Vous avancez que les propriétaires des centrales pourraient réclamer des dédommagements à hauteur de centaines de millions de francs. Pourquoi? Quels sont les risques financiers pour la Confédération?

Parce qu'aujourd'hui, nous avons des permis qui ne sont pas limités dans le temps. C'est donc normal que les propriétaires des centrales puissent demander un dédommagement. C'est sûr que ces demandes vont arriver. On ne connaît pas encore quels montants pourraient être exigés. Nous avons des estimations sur le nombre de millions approximatifs que cela représenterait pour chaque centrale. Mais ce serait alors à la Confédération de payer, donc aux citoyens de notre pays. Je ne pense pas que c'est ce que nous voulons.

On investit beaucoup pour maintenir les vieilles centrales, les rénover et les exploiter le plus longtemps possible. Ne devrait-on pas plutôt réserver cet argent à leur démantèlement et à la promotion des énergies renouvelables?

C'est une décision qui appartient aux propriétaires des centrales. Je pense que c'est exactement ce qu'il se passe actuellement à Muehleberg (nldr: elle sera débranchée en 2019). Le conseil d'administration a fait le calcul: les investissements nécessaires étaient très importants et s'accroissaient chaque année de vie en plus. Cela valait donc la peine d'arrêter le site et d'investir dans le renouvelable. Mais selon moi, cette décision doit être plutôt entrepreneuriale que politique.

Votre stratégie énergétique 2050 qui comporte l'abandon du nucléaire fait l'objet d'un référendum notamment de l'UDC. Est-ce que cela peut avoir une influence sur le vote des citoyens le 27 novembre?

Pas vraiment je pense.
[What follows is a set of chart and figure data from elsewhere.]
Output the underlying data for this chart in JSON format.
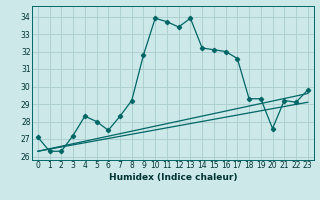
{
  "xlabel": "Humidex (Indice chaleur)",
  "bg_color": "#cce8e8",
  "grid_color": "#aacccc",
  "line_color": "#006666",
  "xlim": [
    -0.5,
    23.5
  ],
  "ylim": [
    25.8,
    34.6
  ],
  "xticks": [
    0,
    1,
    2,
    3,
    4,
    5,
    6,
    7,
    8,
    9,
    10,
    11,
    12,
    13,
    14,
    15,
    16,
    17,
    18,
    19,
    20,
    21,
    22,
    23
  ],
  "yticks": [
    26,
    27,
    28,
    29,
    30,
    31,
    32,
    33,
    34
  ],
  "series": [
    {
      "x": [
        0,
        1,
        2,
        3,
        4,
        5,
        6,
        7,
        8,
        9,
        10,
        11,
        12,
        13,
        14,
        15,
        16,
        17,
        18,
        19,
        20,
        21,
        22,
        23
      ],
      "y": [
        27.1,
        26.3,
        26.3,
        27.2,
        28.3,
        28.0,
        27.5,
        28.3,
        29.2,
        31.8,
        33.9,
        33.7,
        33.4,
        33.9,
        32.2,
        32.1,
        32.0,
        31.6,
        29.3,
        29.3,
        27.6,
        29.2,
        29.1,
        29.8
      ],
      "marker": true
    },
    {
      "x": [
        0,
        23
      ],
      "y": [
        26.3,
        29.6
      ],
      "marker": false
    },
    {
      "x": [
        0,
        23
      ],
      "y": [
        26.3,
        29.1
      ],
      "marker": false
    }
  ]
}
Parce que la Stratégie a été votée par le Parlement et je fais confiance à la population suisse. Celle-ci veut vraiment que l'on ne construise plus de nouvelles centrales. Elle souhaite passer aux renouvelables, et veut plus d'efficacité énergétique. Ce sont les piliers de la Stratégie. Si l'UDC ne l'accepte pas, c'est à elle d'expliquer ce qu'elle veut, si elle souhaite de nouvelles centrales nucléaires ou davantage d'importations d'énergie. Les règles du jeu sont en tout cas claires aujourd'hui: nous voulons sortir du nucléaire mais de manière claire et coordonnée, avec le temps nécessaire pour le faire.

Déjà deux indemnisations

Berne craint qu'en fermant prématurément les centrales, il faille indemniser les propriétaires. Jusqu'à présent, il y a déjà eu deux cas d'indemnisation. La Confédération a dû verser 350 millions de francs à l'exploitant de la centrale de Kaiseraugst (AG) pour les investissements déjà réalisés. Le projet, approuvé en 1985, a été stoppé face à l'opposition populaire qui a suivi la catastrophe de Tchernobyl.

La Confédération a aussi dû débourser 227 millions en 1996 pour n'avoir pas accordé l'autorisation cadre à l'exploitant de la centrale de Graben (BE). Un arrêt du Tribunal fédéral l'y avait contrainte.